Одним из моих достижений той поры была первая персональная фотовыставка. Она прошла в доме культуры. Ира с помощью мэра получила разрешение устроить ее в одном из помещений. Патрокл, в свою очередь, с великим нежеланием оплатил печать фотографий, рамки, приглашения, изготовление афиш и программок.
Я расхохотался, увидев свое имя на афише: «Хонас Ларрива. Портреты. Экспрессия и гуманизм». Я перечитал объявление, не веря своим глазам. Это не мое имя, а лишь омоним, фотографии сделаны другим человеком. К тому времени из моей памяти стерлись годы блужданий с прижатым к груди «Никоном», бессонные ночи выуживания лучших кадров из ворохов снимков. Бессонными ночами я работал более тщательно, чем старатель, моющий золото в заброшенной реке. Затем днями напролет упражнялся в алхимии, закрывшись в темной комнате. Результат – галерея портретов. Я решил не выставлять натюрморты, пейзажи или абстрактные зарисовки, ограничившись людьми. Развесил гроздья лиц со всевозможными выражениями: строгие, улыбчивые, загадочные, жадные, сладострастные, глупые, дикие. Я хотел, чтобы мои творения не позволили скользящим по ним взглядам подвергнуть себя насилию без борьбы, чтобы они поиздевались над посетителями, повыли на них, отхватили им зубами мочки ушей. Одни спокойные, другие свирепые – группа моих портретов образовывала первобытное племя. В галерее они, к моему сожалению, выглядели более цивилизованно, чем в студии. Развесив работы в салоне для публики, я их одомашнил. Я позволил обескровить их рамками, подгонкой, нумерацией, наименованиями и оценкой стоимости. Мое собственное имя, красовавшееся на плакате у входа, напечатанное на каждом приглашении и в каждой программке, превращалось в кастрированное слово, как молоко «Клим», «Кока-кола» или прокладки «Модесс». После выставки мне была уготована прямая дорога в супермаркет, где меня, пастеризованного, проспиртованного и с ярлыком, поместят в витрину.
Выставка прошла с успехом. Записям в гостевой книге не было конца. У меня заслезились глаза при попытке подсчитать их количество. В течение двух недель любопытные раскрывали рты, стоя напротив моих творений. Те, что посмелее, подходили ко мне с поздравлениями. Я выслушивал советы: дельные и дурацкие, от художников и людей с дурным вкусом, покровительственные, авторитарные, наивные. Лучший из них: темой следующих работ должна быть женская нагота, ничто не привлекает публику так, как аппетитный женский зад. Над этим предложением я до сих пор думаю.

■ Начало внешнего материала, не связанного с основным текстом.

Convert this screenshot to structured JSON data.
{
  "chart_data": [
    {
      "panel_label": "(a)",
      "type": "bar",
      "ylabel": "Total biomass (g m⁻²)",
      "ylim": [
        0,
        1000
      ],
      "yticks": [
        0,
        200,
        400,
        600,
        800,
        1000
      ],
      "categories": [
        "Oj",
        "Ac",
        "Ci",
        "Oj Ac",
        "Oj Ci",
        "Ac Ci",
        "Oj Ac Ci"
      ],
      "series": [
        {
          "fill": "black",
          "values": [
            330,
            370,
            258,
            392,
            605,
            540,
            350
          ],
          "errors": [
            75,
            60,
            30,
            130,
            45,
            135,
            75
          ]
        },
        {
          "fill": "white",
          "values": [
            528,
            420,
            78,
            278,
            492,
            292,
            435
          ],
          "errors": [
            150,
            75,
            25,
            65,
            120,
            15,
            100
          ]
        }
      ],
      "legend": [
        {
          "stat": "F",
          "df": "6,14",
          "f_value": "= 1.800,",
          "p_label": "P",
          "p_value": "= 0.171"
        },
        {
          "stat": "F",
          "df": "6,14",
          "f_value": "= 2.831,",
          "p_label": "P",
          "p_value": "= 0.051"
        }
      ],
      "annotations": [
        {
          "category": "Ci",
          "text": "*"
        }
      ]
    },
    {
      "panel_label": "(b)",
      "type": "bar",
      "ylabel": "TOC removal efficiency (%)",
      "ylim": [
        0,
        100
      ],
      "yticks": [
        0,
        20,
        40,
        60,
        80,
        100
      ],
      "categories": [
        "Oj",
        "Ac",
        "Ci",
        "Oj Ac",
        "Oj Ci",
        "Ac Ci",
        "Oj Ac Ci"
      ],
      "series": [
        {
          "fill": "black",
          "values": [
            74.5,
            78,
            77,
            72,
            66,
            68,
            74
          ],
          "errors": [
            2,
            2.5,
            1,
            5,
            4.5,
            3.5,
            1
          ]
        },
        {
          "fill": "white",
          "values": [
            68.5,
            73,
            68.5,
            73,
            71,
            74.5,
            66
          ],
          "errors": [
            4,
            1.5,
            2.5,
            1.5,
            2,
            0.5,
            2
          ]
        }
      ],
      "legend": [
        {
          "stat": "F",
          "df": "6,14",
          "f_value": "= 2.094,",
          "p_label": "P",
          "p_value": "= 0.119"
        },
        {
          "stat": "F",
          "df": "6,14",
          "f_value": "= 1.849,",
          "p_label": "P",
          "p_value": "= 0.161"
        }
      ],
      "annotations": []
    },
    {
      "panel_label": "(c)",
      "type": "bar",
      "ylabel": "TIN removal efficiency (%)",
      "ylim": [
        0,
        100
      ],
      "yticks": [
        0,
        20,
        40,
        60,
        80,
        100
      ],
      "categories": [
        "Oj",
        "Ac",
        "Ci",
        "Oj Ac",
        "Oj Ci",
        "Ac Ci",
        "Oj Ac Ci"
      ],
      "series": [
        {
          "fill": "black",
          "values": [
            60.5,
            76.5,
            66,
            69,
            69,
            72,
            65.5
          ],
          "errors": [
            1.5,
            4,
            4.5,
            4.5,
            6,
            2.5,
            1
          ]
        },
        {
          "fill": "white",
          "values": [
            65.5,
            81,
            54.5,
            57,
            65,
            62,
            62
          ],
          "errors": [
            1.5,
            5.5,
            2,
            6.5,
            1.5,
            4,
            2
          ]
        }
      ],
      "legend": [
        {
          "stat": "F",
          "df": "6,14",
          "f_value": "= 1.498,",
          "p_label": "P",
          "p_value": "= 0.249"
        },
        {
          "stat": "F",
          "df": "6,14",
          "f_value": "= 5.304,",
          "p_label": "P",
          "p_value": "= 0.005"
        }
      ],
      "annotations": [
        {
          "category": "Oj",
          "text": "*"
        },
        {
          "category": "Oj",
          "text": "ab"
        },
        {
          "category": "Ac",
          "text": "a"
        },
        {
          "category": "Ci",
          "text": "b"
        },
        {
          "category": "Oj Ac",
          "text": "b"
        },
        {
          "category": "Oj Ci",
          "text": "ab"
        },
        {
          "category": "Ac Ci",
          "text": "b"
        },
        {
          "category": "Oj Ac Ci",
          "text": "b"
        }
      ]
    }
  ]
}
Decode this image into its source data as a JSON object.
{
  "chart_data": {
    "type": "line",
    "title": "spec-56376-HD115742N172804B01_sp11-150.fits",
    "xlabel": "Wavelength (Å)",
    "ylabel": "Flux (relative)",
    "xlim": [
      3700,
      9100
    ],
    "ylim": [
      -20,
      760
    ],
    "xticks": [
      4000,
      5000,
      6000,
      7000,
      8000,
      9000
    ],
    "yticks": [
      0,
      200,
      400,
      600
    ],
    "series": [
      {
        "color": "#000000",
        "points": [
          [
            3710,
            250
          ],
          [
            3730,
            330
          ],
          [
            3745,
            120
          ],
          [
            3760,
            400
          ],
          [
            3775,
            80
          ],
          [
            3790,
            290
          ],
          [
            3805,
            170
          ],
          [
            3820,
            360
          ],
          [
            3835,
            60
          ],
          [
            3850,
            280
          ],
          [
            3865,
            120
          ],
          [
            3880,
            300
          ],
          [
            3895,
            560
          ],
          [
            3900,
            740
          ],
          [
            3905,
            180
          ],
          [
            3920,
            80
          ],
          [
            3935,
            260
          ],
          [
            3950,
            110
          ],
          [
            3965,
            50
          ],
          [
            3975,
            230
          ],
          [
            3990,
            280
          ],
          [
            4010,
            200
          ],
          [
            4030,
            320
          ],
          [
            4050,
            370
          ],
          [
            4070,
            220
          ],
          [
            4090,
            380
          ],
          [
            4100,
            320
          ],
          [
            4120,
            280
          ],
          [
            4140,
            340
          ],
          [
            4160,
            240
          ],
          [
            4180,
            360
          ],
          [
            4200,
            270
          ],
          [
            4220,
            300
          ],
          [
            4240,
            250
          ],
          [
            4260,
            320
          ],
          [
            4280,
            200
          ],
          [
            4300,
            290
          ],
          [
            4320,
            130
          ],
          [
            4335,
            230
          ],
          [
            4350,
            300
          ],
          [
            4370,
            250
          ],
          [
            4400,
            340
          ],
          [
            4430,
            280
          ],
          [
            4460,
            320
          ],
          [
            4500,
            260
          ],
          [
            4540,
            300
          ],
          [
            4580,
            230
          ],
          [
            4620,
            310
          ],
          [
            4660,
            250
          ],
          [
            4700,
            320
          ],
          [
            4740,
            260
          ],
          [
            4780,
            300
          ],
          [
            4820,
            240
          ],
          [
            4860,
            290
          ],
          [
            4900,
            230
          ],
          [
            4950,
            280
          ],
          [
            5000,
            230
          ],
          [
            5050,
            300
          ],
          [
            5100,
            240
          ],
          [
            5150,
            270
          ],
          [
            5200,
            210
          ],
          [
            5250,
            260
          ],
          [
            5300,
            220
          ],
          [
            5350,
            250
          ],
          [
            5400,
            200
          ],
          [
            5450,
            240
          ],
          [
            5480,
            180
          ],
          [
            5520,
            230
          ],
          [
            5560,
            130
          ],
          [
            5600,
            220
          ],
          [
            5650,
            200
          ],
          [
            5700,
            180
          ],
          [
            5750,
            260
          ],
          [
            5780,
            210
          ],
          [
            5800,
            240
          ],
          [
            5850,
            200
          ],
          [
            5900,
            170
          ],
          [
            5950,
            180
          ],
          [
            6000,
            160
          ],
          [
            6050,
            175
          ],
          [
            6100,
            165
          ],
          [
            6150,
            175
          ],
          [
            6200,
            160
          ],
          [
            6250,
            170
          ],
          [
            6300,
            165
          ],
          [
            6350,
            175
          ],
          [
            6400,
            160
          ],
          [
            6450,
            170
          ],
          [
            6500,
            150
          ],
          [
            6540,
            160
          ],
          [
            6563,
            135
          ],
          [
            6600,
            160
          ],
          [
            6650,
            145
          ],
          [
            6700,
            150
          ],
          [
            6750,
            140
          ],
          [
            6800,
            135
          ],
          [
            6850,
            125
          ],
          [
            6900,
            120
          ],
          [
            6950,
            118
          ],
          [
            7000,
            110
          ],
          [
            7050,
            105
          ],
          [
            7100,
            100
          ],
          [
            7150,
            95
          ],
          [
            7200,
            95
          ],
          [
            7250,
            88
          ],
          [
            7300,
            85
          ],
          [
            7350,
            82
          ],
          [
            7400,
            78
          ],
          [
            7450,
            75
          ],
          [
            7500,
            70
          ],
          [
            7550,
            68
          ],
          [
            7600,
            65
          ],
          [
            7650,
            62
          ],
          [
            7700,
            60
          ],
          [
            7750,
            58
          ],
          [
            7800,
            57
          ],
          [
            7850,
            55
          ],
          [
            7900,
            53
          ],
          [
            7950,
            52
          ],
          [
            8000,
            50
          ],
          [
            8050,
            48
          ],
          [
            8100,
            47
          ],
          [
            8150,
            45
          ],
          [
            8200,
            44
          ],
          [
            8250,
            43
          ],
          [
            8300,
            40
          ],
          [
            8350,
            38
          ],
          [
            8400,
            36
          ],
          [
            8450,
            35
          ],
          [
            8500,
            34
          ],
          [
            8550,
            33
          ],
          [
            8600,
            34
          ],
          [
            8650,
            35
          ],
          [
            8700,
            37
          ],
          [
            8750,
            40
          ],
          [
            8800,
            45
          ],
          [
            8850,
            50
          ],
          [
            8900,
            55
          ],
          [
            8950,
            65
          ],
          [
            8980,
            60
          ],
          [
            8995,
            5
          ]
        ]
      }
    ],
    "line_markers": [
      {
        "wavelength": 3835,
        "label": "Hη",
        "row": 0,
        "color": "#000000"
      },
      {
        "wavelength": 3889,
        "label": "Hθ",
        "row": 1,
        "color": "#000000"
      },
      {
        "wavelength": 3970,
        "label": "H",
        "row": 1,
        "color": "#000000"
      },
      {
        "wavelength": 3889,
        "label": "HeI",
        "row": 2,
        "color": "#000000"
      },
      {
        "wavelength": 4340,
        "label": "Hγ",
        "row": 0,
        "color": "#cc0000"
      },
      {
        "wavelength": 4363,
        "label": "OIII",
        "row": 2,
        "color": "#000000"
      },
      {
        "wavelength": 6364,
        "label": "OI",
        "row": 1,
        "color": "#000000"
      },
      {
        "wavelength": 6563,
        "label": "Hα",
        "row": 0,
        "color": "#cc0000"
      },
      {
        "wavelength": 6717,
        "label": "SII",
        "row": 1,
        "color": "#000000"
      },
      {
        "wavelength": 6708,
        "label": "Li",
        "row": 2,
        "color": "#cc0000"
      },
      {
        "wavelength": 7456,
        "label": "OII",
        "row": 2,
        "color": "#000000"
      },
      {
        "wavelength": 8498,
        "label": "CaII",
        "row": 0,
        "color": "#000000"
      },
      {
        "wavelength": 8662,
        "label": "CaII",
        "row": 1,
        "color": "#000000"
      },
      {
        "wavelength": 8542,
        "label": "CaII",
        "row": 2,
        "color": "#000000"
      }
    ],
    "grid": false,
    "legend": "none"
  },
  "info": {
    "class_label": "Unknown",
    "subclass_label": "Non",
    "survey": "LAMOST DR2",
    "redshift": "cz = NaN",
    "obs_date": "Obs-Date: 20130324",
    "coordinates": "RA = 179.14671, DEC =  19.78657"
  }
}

Выставка прошла с успехом. Однако я не продал ни одной фотографии. Само по себе отсутствие желающих купить что-либо не огорчило меня. Нам, новичкам, тяжело расставаться с первыми работами. Коммерческая неудача предприятия встревожила бы меня меньше, если бы Талию из-за моего провала не мучила головная боль. Она была весьма обеспокоена. Причина: в доме нет места для складирования кучи портретов в рамках. Уверен, будь Талия смелее, она сожгла бы их, чтобы они не нарушали пространственный баланс внутри нашего жилища. Не исключено, что она предложила бы мне изготовить из них микрофильм и хранить его в наперстке.
Однако если бы Талия уничтожила мои произведения, то не из злого умысла, а из соображений поддержания порядка в доме. В глубине души она чрезвычайно радовалась моему занятию фотографией.
– Наконец-то ты отыскал свое призвание, – сказала она решительным тоном, и ее слова прозвучали как безапелляционное заявление.
В последнее время Талия стала заметно более волевой и уверенной в себе. Эта смелость сделала ее отчасти властной. С нею происходили метаморфозы – вплоть до одежды. Она всегда отдавала предпочтение шелку и женственным нарядам, сейчас же носила траурные одеяния в спортивном стиле, почти мужскую одежду, черные брюки и пиджак, маленький черный галстук. Уже несколько недель она не надевала юбку.
– Ты мне не ответил, – настаивала она. – Ты отыскал свое призвание в фотографии?
– Не знаю. Я неделями только и думал об организации этого дерьма.
– Не умаляй свои таланты. Выставка может стать отправной точкой в создании главного в твоей жизни произведения.
– Талия, я рад, что ты всерьез воспринимаешь мои потуги и не разделяешь мнения экспертов. В одной статье они называют меня перспективным любителем.
– Какая дерзость! Я считаю тебя профессионалом, – возмутилась она.
– Профессионалом? Не произноси это слово в присутствии своих родителей. Ведь это они создали мне образ любителя. В их представлении профессиональный фотограф – это тот, кто слоняется по торжествам и продает за гроши свои услуги или ставит свой штатив на городской площади, предлагая провинциалам сфотографироваться. Твои родители наложили вето на профессию фотографа. Это ремесло, не достойное их зятя, но в качестве хобби они его одобряют.
– В любом случае ты профессионал.
– Хотелось бы им стать. Но мне не хватает опыта.
– Работай усердно и наберешься, – сказала Талия.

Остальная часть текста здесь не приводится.